My polaroid stayed in my pocket no matter what, and laid beside me on my pillow at night. They provided journals for us to draw and write our feelings, which I used to write letters to Spencer. Being able to keep him up to date on what I was going through felt most important. Every detail was important to me and I felt would be important to him as well.

The nurses remarked that I wouldn't stay long, maybe a few days, because I seemed to be doing fine. Aside from the one family therapy session that involved every single adult scolding me, including the group therapist, and telling me I was a disobedient child, I was fine.

My dad picked me up nine days later because Mom was on vacation.

When he brought me home, I wanted some alone time. Some space. The whole world felt different and new and strange, like I'd been snatched from my dimension and dumped in someone else's.

I was also hoping I could run to my friend's and deliver my notebook before my dad caught me.

So I ran out of the house, with my dad shouting behind me and threatening to call the police on me. I only made it one street over before I collapsed between some houses and bawled my eyes out. Only when the world stopped spinning around me did I get up and keep walking away.

By some God given miracle, I approached a boy with dark hair sitting on the street corner. Any other day, I would've kept walking. I hated strangers. Though, through blurry eyes, he felt familiar. But there was no way it could be Spencer, as he didn't live in the same neighborhood as me and Bryce was out of state.

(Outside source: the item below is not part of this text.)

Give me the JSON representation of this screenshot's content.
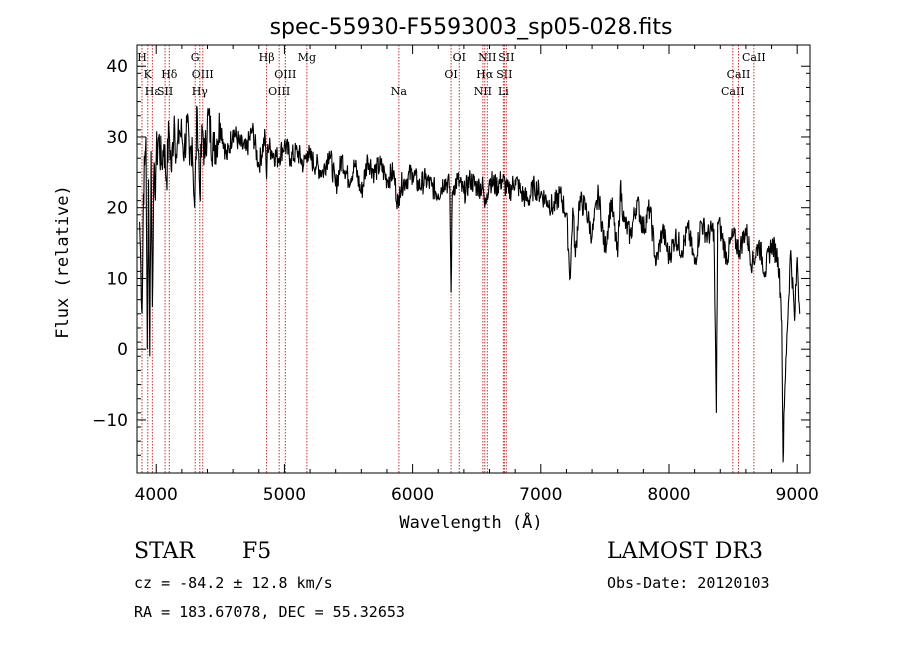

Somehow, it actually was Spencer.

He leapt from the concrete and crushed me in his arms. I cried harder, and louder, repeating his name like a prayer. I had to be dreaming. He began to cry as well.

When we calmed down, we sat on the sidewalk and caught up. It had only been a week since we lost contact, but it felt like a lifetime. He saw the hospital bracelet still on my wrist, and ripped it off in anger. How they treated me was unjust. Seeing the bracelet made me remember the backpack on my back, and what was inside.